Researchers at Mass General Brigham and the Dana-Farber Cancer Institute have developed and validated a noninvasive, AI-based tool that can predict disease progression in patients with oropharyngeal cancer. The innovation supports more personalized treatment decisions by identifying which patients are likely to benefit from intensified therapy, and which may safely receive less aggressive care.
The AI model focuses on predicting extranodal extension (ENE), a key prognostic factor in head and neck cancer. ENE occurs when cancer spreads beyond the lymph node into surrounding tissue and is associated with poorer outcomes. Until now, ENE could only be confirmed after surgical removal and pathological examination of lymph nodes.
“Our tool helps determine which patients may need multiple or intensified interventions, such as immunotherapy or additional chemotherapy, and which patients could be candidates for treatment de-escalation,” says senior author Benjamin Kann, MD, of the Artificial Intelligence in Medicine (AIM) Program at Mass General Brigham and radiation oncologist at Dana-Farber and Brigham and Women's Hospital. The research was recently published in the Journal of Clinical Oncology.

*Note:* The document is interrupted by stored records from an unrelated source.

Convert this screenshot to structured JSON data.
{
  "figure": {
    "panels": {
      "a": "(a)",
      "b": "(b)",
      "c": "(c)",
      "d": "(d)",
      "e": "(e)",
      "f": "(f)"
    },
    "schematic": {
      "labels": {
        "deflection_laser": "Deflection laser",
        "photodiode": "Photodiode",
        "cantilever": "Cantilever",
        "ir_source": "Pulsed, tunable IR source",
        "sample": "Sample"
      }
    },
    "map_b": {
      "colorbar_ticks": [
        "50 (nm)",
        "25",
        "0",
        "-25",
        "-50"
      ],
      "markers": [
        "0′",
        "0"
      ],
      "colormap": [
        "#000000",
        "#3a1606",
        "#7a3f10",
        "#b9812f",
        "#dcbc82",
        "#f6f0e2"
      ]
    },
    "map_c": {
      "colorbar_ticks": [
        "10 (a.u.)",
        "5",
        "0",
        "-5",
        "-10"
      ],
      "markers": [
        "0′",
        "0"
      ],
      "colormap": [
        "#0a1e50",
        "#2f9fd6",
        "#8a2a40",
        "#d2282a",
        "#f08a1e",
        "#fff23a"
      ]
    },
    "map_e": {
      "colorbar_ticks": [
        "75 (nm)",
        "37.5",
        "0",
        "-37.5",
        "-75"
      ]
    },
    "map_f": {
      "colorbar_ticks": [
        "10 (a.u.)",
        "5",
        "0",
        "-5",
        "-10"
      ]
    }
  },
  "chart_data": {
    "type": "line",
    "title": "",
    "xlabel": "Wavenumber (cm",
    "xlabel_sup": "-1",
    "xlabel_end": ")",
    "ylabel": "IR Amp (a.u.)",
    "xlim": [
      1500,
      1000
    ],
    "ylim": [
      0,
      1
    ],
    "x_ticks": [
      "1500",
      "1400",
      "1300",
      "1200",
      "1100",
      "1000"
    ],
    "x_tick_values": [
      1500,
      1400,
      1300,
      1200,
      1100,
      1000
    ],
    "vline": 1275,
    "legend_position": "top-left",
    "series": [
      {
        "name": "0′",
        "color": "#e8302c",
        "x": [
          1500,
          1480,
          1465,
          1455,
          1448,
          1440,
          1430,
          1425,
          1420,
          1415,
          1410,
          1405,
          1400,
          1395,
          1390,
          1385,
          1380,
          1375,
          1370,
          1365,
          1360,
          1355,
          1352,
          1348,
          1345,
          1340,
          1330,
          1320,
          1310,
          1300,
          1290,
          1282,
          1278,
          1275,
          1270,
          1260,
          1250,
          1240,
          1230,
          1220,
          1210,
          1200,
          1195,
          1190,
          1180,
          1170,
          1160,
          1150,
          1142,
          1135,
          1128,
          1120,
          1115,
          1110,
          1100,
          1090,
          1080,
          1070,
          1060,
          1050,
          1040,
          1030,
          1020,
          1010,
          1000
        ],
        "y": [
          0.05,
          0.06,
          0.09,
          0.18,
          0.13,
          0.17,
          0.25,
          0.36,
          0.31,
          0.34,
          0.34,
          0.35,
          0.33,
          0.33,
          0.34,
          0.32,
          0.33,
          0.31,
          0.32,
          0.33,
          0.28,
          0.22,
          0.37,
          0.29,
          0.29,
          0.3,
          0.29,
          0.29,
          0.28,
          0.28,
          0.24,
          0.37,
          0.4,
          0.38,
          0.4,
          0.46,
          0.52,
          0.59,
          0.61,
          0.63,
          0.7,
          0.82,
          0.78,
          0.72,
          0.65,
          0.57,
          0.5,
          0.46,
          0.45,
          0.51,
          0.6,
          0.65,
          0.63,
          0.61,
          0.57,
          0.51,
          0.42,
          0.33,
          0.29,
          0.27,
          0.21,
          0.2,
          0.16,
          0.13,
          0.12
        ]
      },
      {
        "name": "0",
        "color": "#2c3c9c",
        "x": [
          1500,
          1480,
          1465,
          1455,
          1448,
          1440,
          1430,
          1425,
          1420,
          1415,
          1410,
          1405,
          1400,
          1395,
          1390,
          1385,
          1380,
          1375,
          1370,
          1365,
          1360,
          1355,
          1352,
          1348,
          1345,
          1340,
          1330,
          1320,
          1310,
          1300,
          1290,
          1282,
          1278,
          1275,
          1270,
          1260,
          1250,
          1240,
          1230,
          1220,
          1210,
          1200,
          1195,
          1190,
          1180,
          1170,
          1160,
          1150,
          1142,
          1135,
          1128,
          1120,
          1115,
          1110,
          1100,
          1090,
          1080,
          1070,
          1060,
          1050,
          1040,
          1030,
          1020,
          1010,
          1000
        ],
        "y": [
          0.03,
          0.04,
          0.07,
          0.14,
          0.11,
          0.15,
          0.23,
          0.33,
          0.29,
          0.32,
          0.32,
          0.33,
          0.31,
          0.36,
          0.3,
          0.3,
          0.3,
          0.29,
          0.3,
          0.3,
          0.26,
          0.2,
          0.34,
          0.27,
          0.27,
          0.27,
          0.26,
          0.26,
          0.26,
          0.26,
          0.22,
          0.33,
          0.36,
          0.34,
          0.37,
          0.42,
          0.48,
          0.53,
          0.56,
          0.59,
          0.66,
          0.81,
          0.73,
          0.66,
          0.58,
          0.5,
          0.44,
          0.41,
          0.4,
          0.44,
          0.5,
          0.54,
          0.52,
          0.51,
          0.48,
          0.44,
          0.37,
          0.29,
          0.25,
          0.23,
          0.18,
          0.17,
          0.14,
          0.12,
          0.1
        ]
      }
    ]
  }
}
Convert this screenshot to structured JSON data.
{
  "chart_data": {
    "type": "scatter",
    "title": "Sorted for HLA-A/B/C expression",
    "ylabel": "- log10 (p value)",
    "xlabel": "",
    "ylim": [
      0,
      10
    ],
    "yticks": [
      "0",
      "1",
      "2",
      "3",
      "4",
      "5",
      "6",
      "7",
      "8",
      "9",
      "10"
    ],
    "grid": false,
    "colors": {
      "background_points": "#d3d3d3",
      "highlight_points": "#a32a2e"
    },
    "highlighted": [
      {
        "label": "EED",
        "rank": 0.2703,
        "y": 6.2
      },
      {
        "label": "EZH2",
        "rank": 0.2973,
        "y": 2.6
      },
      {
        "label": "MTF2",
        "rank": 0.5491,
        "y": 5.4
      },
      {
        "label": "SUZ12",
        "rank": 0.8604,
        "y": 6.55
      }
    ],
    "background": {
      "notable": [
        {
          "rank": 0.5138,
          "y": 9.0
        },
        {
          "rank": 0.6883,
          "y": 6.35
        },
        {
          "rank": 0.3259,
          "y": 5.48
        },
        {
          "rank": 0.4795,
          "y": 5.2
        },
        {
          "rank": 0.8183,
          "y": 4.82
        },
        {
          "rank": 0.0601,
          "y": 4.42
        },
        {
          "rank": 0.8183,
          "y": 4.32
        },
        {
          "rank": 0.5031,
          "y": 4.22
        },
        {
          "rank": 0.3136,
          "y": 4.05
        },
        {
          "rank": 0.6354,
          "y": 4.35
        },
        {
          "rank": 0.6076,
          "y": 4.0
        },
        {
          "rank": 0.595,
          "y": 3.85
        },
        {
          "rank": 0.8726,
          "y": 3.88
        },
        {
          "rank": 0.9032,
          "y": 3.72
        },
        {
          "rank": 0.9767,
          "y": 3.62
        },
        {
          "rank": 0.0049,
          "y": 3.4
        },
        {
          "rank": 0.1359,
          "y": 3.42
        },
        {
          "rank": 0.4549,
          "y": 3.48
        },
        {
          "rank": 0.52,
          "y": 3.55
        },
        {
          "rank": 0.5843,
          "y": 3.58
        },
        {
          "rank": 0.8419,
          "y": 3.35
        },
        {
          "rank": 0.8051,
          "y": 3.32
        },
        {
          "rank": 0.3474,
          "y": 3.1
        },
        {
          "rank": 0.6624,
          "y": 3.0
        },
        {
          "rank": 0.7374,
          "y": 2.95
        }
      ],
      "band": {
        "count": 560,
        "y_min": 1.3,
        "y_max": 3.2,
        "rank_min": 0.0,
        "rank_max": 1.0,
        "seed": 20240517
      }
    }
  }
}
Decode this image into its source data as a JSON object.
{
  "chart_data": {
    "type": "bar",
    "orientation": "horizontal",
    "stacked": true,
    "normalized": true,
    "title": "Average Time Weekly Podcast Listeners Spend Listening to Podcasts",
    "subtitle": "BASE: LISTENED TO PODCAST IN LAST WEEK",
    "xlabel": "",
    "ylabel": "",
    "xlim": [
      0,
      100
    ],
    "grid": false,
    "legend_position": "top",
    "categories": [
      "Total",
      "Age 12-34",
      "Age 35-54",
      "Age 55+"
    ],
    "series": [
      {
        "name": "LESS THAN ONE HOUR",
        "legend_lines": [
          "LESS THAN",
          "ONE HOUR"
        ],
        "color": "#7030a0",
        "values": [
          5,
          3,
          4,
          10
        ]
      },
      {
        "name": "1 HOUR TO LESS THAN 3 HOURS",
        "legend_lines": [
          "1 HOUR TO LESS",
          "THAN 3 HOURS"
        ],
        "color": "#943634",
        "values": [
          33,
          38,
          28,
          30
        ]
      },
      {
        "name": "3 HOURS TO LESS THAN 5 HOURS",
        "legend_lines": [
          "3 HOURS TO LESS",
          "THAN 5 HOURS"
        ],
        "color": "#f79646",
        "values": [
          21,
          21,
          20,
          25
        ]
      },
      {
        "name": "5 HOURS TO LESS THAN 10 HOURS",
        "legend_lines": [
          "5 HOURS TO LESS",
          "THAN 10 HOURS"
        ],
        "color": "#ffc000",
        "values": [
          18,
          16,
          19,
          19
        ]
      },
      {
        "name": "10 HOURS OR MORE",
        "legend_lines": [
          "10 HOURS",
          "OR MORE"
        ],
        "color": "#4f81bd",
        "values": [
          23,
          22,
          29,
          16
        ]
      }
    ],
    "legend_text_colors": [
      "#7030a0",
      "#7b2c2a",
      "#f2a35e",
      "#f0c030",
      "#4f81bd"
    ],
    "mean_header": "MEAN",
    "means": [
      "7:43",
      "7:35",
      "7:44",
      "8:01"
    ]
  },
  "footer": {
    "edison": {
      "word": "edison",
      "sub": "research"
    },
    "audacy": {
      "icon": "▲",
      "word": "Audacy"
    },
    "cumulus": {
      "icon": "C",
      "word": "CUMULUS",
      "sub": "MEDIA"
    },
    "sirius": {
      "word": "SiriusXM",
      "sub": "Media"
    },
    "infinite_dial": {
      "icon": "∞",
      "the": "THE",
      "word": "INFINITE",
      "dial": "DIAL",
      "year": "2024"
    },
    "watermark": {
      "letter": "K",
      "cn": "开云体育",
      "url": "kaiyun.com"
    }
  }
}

Addressing a clinical dilemma
Oropharyngeal cancer treatments, including surgery, radiotherapy and chemotherapy, are often effective but can be highly burdensome, with long-term side effects that affect swallowing, speech and quality of life. Clinicians therefore face a delicate balance: treating aggressively enough to control disease, while avoiding overtreatment where possible.
Accurate risk stratification is essential, yet current staging systems provide limited insight into which patients are most at risk of disease spread. ENE is a strong indicator, but its reliance on invasive diagnostics has restricted its use in upfront treatment planning.
Imaging, AI and prognosis
To close this gap, the research team developed an AI algorithm that analyzes routine CT imaging data to estimate the number of lymph nodes affected by ENE, before treatment begins. This represents a significant advance, as the number of ENE-positive nodes correlates with prognosis and potential benefit from intensified therapy.
The model was trained and tested using CT scans from 1,733 patients with oropharyngeal carcinoma. Results showed that the AI tool could reliably predict uncontrolled cancer spread and poorer survival outcomes. When combined with existing clinical risk predictors, the AI-driven assessment significantly improved patient-level risk stratification.
“The ability to predict the number of lymph nodes with ENE is entirely new,” Kann explains. “It provides a powerful prognostic biomarker that could enhance current staging systems and support more tailored treatment planning.”
Data-driven precision oncology
The study highlights how AI-enabled imaging analysis can unlock clinically relevant information hidden in standard diagnostic scans. By transforming routinely collected data into actionable insights, the tool fits squarely within the broader shift toward precision oncology and value-based care.
Looking ahead, the researchers see potential for the AI model to guide enrollment in clinical trials, support shared decision-making and reduce unnecessary treatment-related toxicity. As digital tools become increasingly embedded in oncology workflows, innovations like this illustrate how AI can augment, not replace, clinical expertise, enabling more informed and individualized care for cancer patients.
Lung cancer AI-tool evaluated
Earlier this year British and Dutch researchers evaluated a South Korean AI tool to assess its ability to support lung cancer screening by analyzing low-dose CT scans. Using data from the UK Lung Cancer Screening (UKLS) trial, the study showed that the AI system can reliably identify scans without clinically relevant lung nodules, which make up the majority of cases. This significantly reduces the workload for radiologists, who currently face capacity shortages that hinder large-scale screening programmes. Importantly, all confirmed lung cancer cases were correctly flagged by the AI for further review, ensuring no diagnoses were missed.
The findings suggest that AI could help make population-based lung cancer screening more efficient, affordable and scalable. Researchers emphasize that high-quality imaging data and long-term follow-up were crucial for validation. The study represents a methodological milestone and supports the potential integration of AI into future lung cancer screening programmes.